"To me, the most serious objection to veganism - or vegetarianism, for that matter - is that if animals have a good life and are humanely killed, that is better than no life at all. And if they graze pasture that could not be used for agriculture, I can't see any environmental downside either. So it's not easy, on my ethical views, to see why eating such meat is wrong. Of course, there isn't much meat produced today that is like that, but there is some, so it would be possible to eat such meat occasionally." - Peter Singer, March 11, 2006
- This is a hypothetical situation and in the real world it is very difficult to breed animals in numbers which will be painlessly killed.

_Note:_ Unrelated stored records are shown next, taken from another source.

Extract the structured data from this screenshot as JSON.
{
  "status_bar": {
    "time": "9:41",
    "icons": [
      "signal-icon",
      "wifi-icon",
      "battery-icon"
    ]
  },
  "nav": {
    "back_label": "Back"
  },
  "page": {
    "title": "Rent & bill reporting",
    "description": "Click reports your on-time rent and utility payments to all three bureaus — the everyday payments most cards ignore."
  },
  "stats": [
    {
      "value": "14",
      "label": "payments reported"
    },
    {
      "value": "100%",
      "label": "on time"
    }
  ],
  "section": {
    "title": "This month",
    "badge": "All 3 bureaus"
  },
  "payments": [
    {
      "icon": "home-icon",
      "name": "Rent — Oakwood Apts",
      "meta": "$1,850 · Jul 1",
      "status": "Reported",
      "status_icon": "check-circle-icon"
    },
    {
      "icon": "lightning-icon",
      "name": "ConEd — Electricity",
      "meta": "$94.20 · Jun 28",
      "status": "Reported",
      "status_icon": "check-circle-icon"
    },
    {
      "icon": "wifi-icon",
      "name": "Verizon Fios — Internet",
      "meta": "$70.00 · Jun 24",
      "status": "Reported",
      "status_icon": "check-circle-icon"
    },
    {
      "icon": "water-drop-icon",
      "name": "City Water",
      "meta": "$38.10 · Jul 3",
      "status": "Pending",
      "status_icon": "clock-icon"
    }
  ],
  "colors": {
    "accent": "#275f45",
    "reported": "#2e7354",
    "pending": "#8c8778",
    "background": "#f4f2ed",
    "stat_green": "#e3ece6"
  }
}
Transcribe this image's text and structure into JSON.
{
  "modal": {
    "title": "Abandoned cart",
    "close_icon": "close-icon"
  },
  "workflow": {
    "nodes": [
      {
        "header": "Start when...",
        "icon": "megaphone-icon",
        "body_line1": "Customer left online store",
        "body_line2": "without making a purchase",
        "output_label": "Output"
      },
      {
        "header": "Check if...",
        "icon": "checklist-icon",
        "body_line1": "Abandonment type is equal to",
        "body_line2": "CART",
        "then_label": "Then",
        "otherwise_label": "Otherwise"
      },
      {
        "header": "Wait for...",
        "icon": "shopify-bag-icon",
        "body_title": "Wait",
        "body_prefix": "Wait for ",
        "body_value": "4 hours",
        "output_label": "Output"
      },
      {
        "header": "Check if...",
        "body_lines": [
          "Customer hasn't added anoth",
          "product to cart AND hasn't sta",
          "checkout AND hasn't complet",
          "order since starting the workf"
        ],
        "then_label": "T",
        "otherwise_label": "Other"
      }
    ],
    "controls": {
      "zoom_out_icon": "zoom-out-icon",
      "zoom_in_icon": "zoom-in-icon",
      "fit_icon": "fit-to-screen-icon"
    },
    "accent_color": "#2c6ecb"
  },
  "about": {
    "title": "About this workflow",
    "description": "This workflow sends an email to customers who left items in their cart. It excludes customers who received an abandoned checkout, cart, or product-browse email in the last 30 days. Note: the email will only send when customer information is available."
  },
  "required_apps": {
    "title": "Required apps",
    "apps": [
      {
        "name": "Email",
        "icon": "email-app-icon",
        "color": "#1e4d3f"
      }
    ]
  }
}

- Often the establishment of such a practice eventually leads back to and/or "excuses" the original, more "efficient" but inhumane farming industries.
- While it is true that in such ideal circumstances the animal may not suffer for the most part, most animals, even those that are "organically raised" or "free range" still have to endure the suffering and the terrors of being slaughtered, of having their eggs or milk stolen, and of seeing their companions taken away to be slaughtered, which makes their enjoyment of their life on a farm questionable.
- Even with free-range egg-laying hens, the "useless" byproduct, the male chicks, are still killed at birth. This is 50% of the chicken population! Even the females are generally slaughtered at a mere fraction of their life expectancy.
- Labels such as "free range" are controversial and prone to exploitation: merely leaving the hens open to the outside meets the label's criteria; there is no rule about the size of the yard or the space given to each hen. Many so-called "free-range" chicken or hens (or other animals) are still quite atrociously treated.